They’ll make your blood pressure skyrocket, heart race, and have you gripping your seat with unbearable tension: Psychological thrillers are adrenaline injections in cinematic garb. At their best, these movies take us by the hand and accompany us into the deepest abysses of the human soul.
Shady characters play with the minds of both the protagonists and the viewers. Often the focus is on a question we ask ourselves repeatedly, a question that has burned itself deep into our brains and suddenly makes us see the world through different eyes: Which is real? What is not? Am I real?
Long regarded as unfilmable, scandalous author Bret Easton Ellis’ 1991 cult bestseller of the same name was too brutal, aesthetically challenging, complex and, oh yes, brutal! So director Mary Harron took up the challenge and created an ice-cold, intransigent, achingly intense, and yet highly complex study of character and society in the 1980s.
Sadistic Wall Street yuppie Patrick Bateman, a sadistic sociopath in a perfect suit who chops up women out of boredom in his luxury apartment while listening to hip hop music, tells us about a protagonist whose nature runs full force against all boundaries and only cements them even more in the process.

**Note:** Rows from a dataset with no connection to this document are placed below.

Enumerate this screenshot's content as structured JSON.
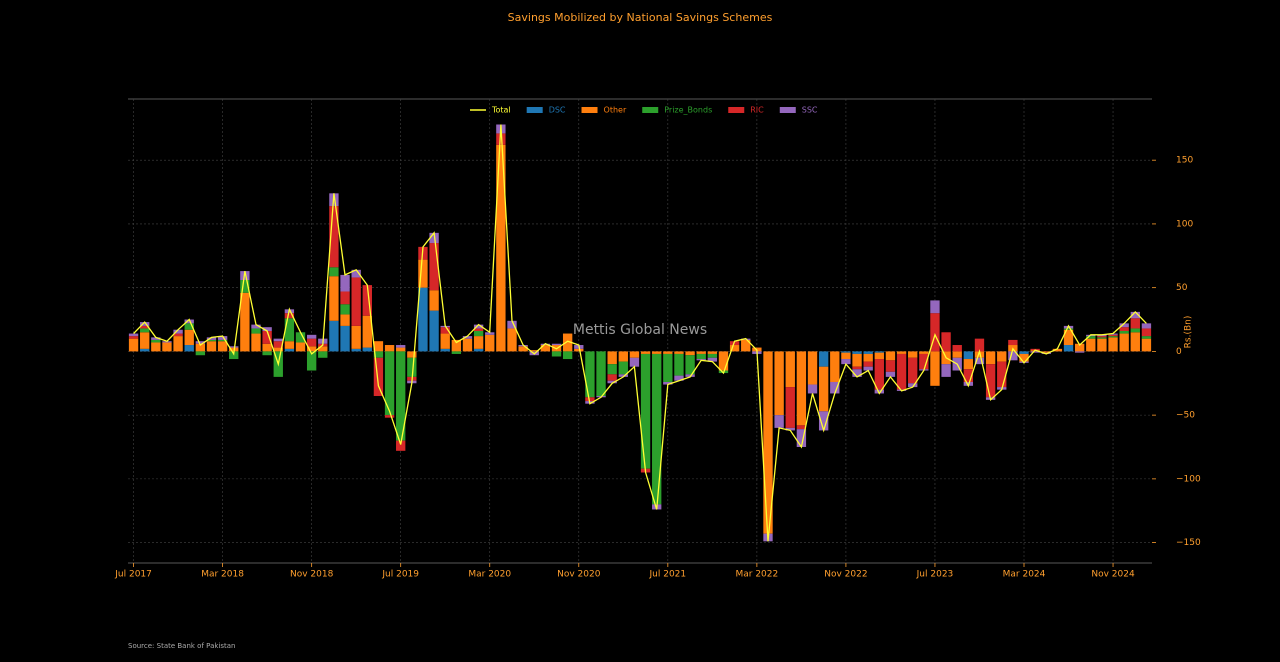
{
  "chart_data": {
    "type": "bar",
    "stacked": true,
    "title": "Savings Mobilized by National Savings Schemes",
    "y_label": "Rs.(Bn)",
    "watermark": "Mettis Global News",
    "source": "Source: State Bank of Pakistan",
    "categories": [
      "Jul 2017",
      null,
      null,
      null,
      null,
      null,
      null,
      null,
      "Mar 2018",
      null,
      null,
      null,
      null,
      null,
      null,
      null,
      "Nov 2018",
      null,
      null,
      null,
      null,
      null,
      null,
      null,
      "Jul 2019",
      null,
      null,
      null,
      null,
      null,
      null,
      null,
      "Mar 2020",
      null,
      null,
      null,
      null,
      null,
      null,
      null,
      "Nov 2020",
      null,
      null,
      null,
      null,
      null,
      null,
      null,
      "Jul 2021",
      null,
      null,
      null,
      null,
      null,
      null,
      null,
      "Mar 2022",
      null,
      null,
      null,
      null,
      null,
      null,
      null,
      "Nov 2022",
      null,
      null,
      null,
      null,
      null,
      null,
      null,
      "Jul 2023",
      null,
      null,
      null,
      null,
      null,
      null,
      null,
      "Mar 2024",
      null,
      null,
      null,
      null,
      null,
      null,
      null,
      "Nov 2024",
      null,
      null,
      null
    ],
    "series": [
      {
        "name": "Total",
        "type": "line",
        "color": "#ffff33",
        "values": [
          14,
          23,
          11,
          8,
          17,
          25,
          5,
          11,
          12,
          -2,
          63,
          21,
          16,
          -10,
          33,
          15,
          -2,
          5,
          124,
          60,
          64,
          52,
          -27,
          -47,
          -73,
          -25,
          82,
          93,
          20,
          7,
          12,
          21,
          15,
          178,
          24,
          5,
          -2,
          6,
          2,
          8,
          5,
          -41,
          -36,
          -25,
          -20,
          -12,
          -95,
          -124,
          -26,
          -23,
          -20,
          -7,
          -8,
          -17,
          8,
          10,
          1,
          -149,
          -60,
          -62,
          -75,
          -33,
          -62,
          -33,
          -10,
          -20,
          -15,
          -33,
          -20,
          -31,
          -28,
          -15,
          13,
          -5,
          -10,
          -27,
          0,
          -38,
          -30,
          2,
          -9,
          1,
          -2,
          2,
          20,
          5,
          13,
          13,
          14,
          22,
          31,
          22
        ]
      },
      {
        "name": "DSC",
        "color": "#1f77b4",
        "values": [
          0,
          2,
          0,
          0,
          0,
          5,
          0,
          0,
          0,
          0,
          0,
          0,
          0,
          0,
          2,
          0,
          0,
          0,
          24,
          20,
          2,
          3,
          0,
          0,
          0,
          0,
          50,
          32,
          2,
          0,
          0,
          2,
          0,
          0,
          0,
          0,
          0,
          0,
          0,
          0,
          0,
          0,
          0,
          0,
          0,
          0,
          0,
          0,
          0,
          0,
          0,
          0,
          0,
          0,
          0,
          0,
          0,
          0,
          0,
          0,
          0,
          0,
          -12,
          0,
          -1,
          -2,
          -2,
          -1,
          0,
          0,
          0,
          0,
          0,
          0,
          0,
          -6,
          0,
          0,
          0,
          0,
          -2,
          0,
          0,
          0,
          5,
          0,
          0,
          0,
          0,
          0,
          0,
          0
        ]
      },
      {
        "name": "Other",
        "color": "#ff7f0e",
        "values": [
          10,
          13,
          7,
          7,
          12,
          12,
          6,
          8,
          8,
          3,
          46,
          14,
          6,
          3,
          6,
          7,
          4,
          4,
          35,
          9,
          18,
          25,
          8,
          5,
          3,
          -5,
          22,
          16,
          12,
          9,
          10,
          10,
          13,
          162,
          18,
          4,
          1,
          5,
          5,
          14,
          2,
          0,
          0,
          -10,
          -8,
          -5,
          -2,
          -2,
          -2,
          -2,
          -3,
          -2,
          -2,
          -15,
          5,
          9,
          3,
          -143,
          -50,
          -28,
          -58,
          -26,
          -35,
          -24,
          -5,
          -10,
          -6,
          -5,
          -7,
          -2,
          -5,
          -2,
          -27,
          -10,
          -5,
          -8,
          -5,
          -10,
          -8,
          5,
          -6,
          1,
          -1,
          2,
          12,
          6,
          10,
          10,
          11,
          14,
          15,
          10
        ]
      },
      {
        "name": "Prize_Bonds",
        "color": "#2ca02c",
        "values": [
          0,
          3,
          2,
          0,
          0,
          5,
          -3,
          1,
          1,
          -6,
          10,
          4,
          -3,
          -20,
          18,
          8,
          -15,
          -5,
          7,
          8,
          0,
          0,
          -5,
          -50,
          -70,
          -15,
          0,
          0,
          0,
          -2,
          0,
          4,
          0,
          0,
          0,
          0,
          0,
          0,
          -4,
          -6,
          0,
          -36,
          -35,
          -8,
          -10,
          0,
          -90,
          -118,
          -22,
          -17,
          -15,
          -4,
          -3,
          -2,
          0,
          0,
          0,
          0,
          0,
          0,
          0,
          0,
          0,
          0,
          0,
          0,
          0,
          0,
          0,
          0,
          0,
          0,
          0,
          0,
          0,
          0,
          0,
          0,
          0,
          0,
          0,
          0,
          0,
          0,
          1,
          0,
          2,
          1,
          1,
          2,
          3,
          2
        ]
      },
      {
        "name": "RIC",
        "color": "#d62728",
        "values": [
          2,
          2,
          0,
          0,
          2,
          0,
          0,
          0,
          0,
          0,
          0,
          0,
          10,
          5,
          4,
          0,
          6,
          2,
          48,
          10,
          38,
          24,
          -30,
          -2,
          -8,
          -3,
          10,
          37,
          5,
          0,
          0,
          2,
          0,
          9,
          0,
          0,
          0,
          0,
          0,
          0,
          0,
          -3,
          0,
          -5,
          0,
          0,
          -3,
          0,
          0,
          0,
          0,
          0,
          0,
          0,
          3,
          0,
          0,
          0,
          0,
          -32,
          -3,
          0,
          0,
          0,
          0,
          -2,
          -4,
          -24,
          -9,
          -28,
          -20,
          -12,
          30,
          15,
          5,
          -10,
          10,
          -26,
          -20,
          4,
          0,
          1,
          0,
          0,
          0,
          0,
          0,
          1,
          1,
          3,
          8,
          6
        ]
      },
      {
        "name": "SSC",
        "color": "#9467bd",
        "values": [
          2,
          3,
          2,
          1,
          3,
          3,
          2,
          2,
          3,
          1,
          7,
          3,
          3,
          2,
          3,
          0,
          3,
          4,
          10,
          13,
          6,
          0,
          0,
          0,
          2,
          -2,
          0,
          8,
          1,
          0,
          2,
          3,
          2,
          7,
          6,
          1,
          -3,
          1,
          1,
          0,
          3,
          -2,
          -1,
          -2,
          -2,
          -7,
          0,
          -4,
          -2,
          -4,
          -2,
          -1,
          -3,
          0,
          0,
          1,
          -2,
          -6,
          -10,
          -2,
          -14,
          -7,
          -15,
          -9,
          -4,
          -6,
          -3,
          -3,
          -4,
          -1,
          -3,
          -1,
          10,
          -10,
          -10,
          -3,
          -5,
          -2,
          -2,
          -7,
          -1,
          -1,
          -1,
          0,
          2,
          -1,
          1,
          1,
          1,
          3,
          5,
          4
        ]
      }
    ],
    "ylim": [
      -166,
      198
    ],
    "yticks": [
      {
        "value": -150,
        "label": "−150"
      },
      {
        "value": -100,
        "label": "−100"
      },
      {
        "value": -50,
        "label": "−50"
      },
      0,
      50,
      100,
      150
    ],
    "grid": true,
    "legend": "top"
  }
}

We do not become witnesses of moral decay; everything and everyone in “American Psycho” is doomed to failure right from the start, so dulled are they by consumerism. The cinematic conglomerate of black comedy, suspense and horror unite into a bloody and fierce tour de force, penetrating deep into the human abyss and not stopping at the finish line. As controversial as the literary original – with Bale being frighteningly authentic.